This past weekend I was supposed to go camping with my meditation group. We had had it on the calendar for a while and I had gotten the time off from my weekend job. I was excited as this would be my first camping trip in years and I looked forward to going deep, in the stillness of nature, with my sweet little meditation group.

But as it often does, things come up and as the weekend got closer, unfortunately a couple of people had to cancel and in the end we decided to postpone. I was disappointed, but I knew we’d go another time.

However, as the weekend unfolded, and different plans began to take form, I was blessed to witness something so magical, so inspiring, that I knew I was exactly where I was meant to be.

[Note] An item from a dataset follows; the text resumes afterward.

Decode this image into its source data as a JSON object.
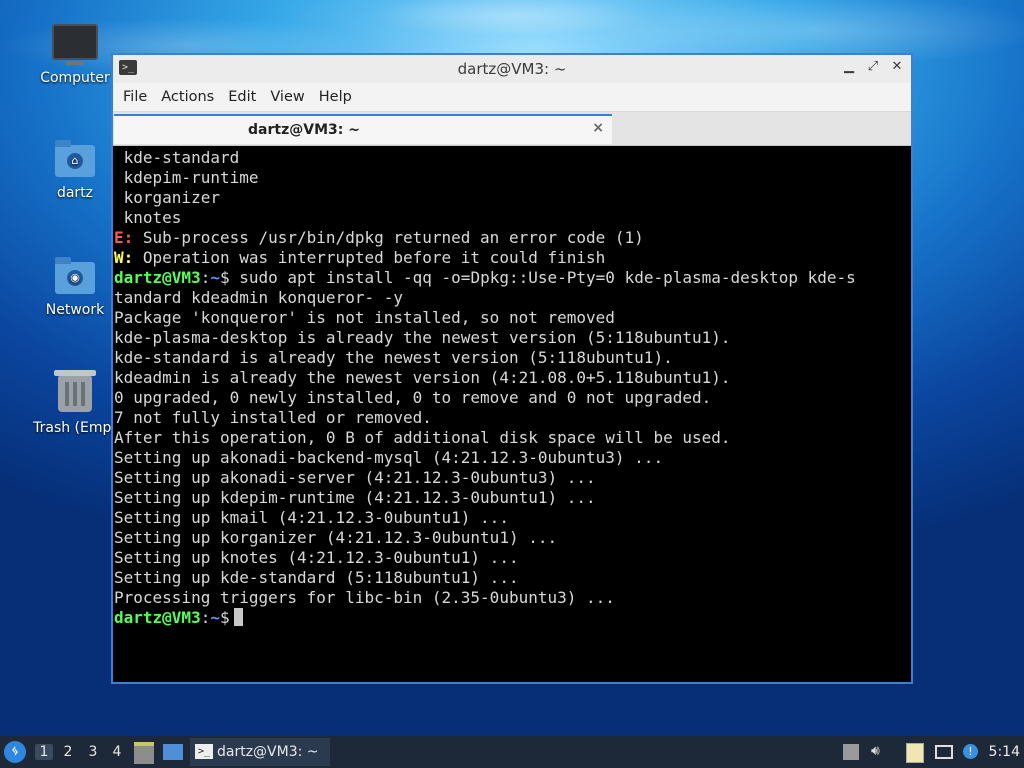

My good friend Rebecca (also from said meditation group) and I decided to go for a day hike in Tennessee Valley, just a handful of miles north of the city. San Francisco summer was full on: it was hot, sunny and clear blue skies; the perfect day for a hike to the beach.

When we got to the parking lot, we decided it was too hot for sneakers and slipped into more comfortable shoes for the fairly flat walk to the beach. Rebecca put on her favorite pair of flip-flops and we made our way to the Pacific. It was a beautiful day at the beach. It was hot, but there was a perfect, soft sea breeze and for once it was actually warm enough to wade in the water (a rare thing in San Francisco).

Photo by Rebecca Fettig of http://goldenpointsf.com/

Photo by Rebecca Fettig of http://goldenpointsf.com/

We left our shoes in the sand, went into the water, and waded around happily for a while at the shore. Walking along the beach, the tide was clearly coming in and the waves were catching us by surprise and splashing playfully against us. Set against the shimmering water were the beautiful California hills, limestone cliffs jutting up dramatically against the sky.

We walked around a rock and at that moment, we saw a big wave coming. Rebecca managed to run away from it, but I on the other hand was not fast enough and got a refreshing sprinkle.

With the tide coming in so fast, our thoughts turned to our shoes and it occurred to us that we hadn’t even thought about how far they were from the water. We wondered if they were even still there, or if they had been whisked away, sacrificed into the sea. We began walking back the short distance of the beach, preparing and laughing to ourselves about the prospect of having to possibly hike back to the car barefoot.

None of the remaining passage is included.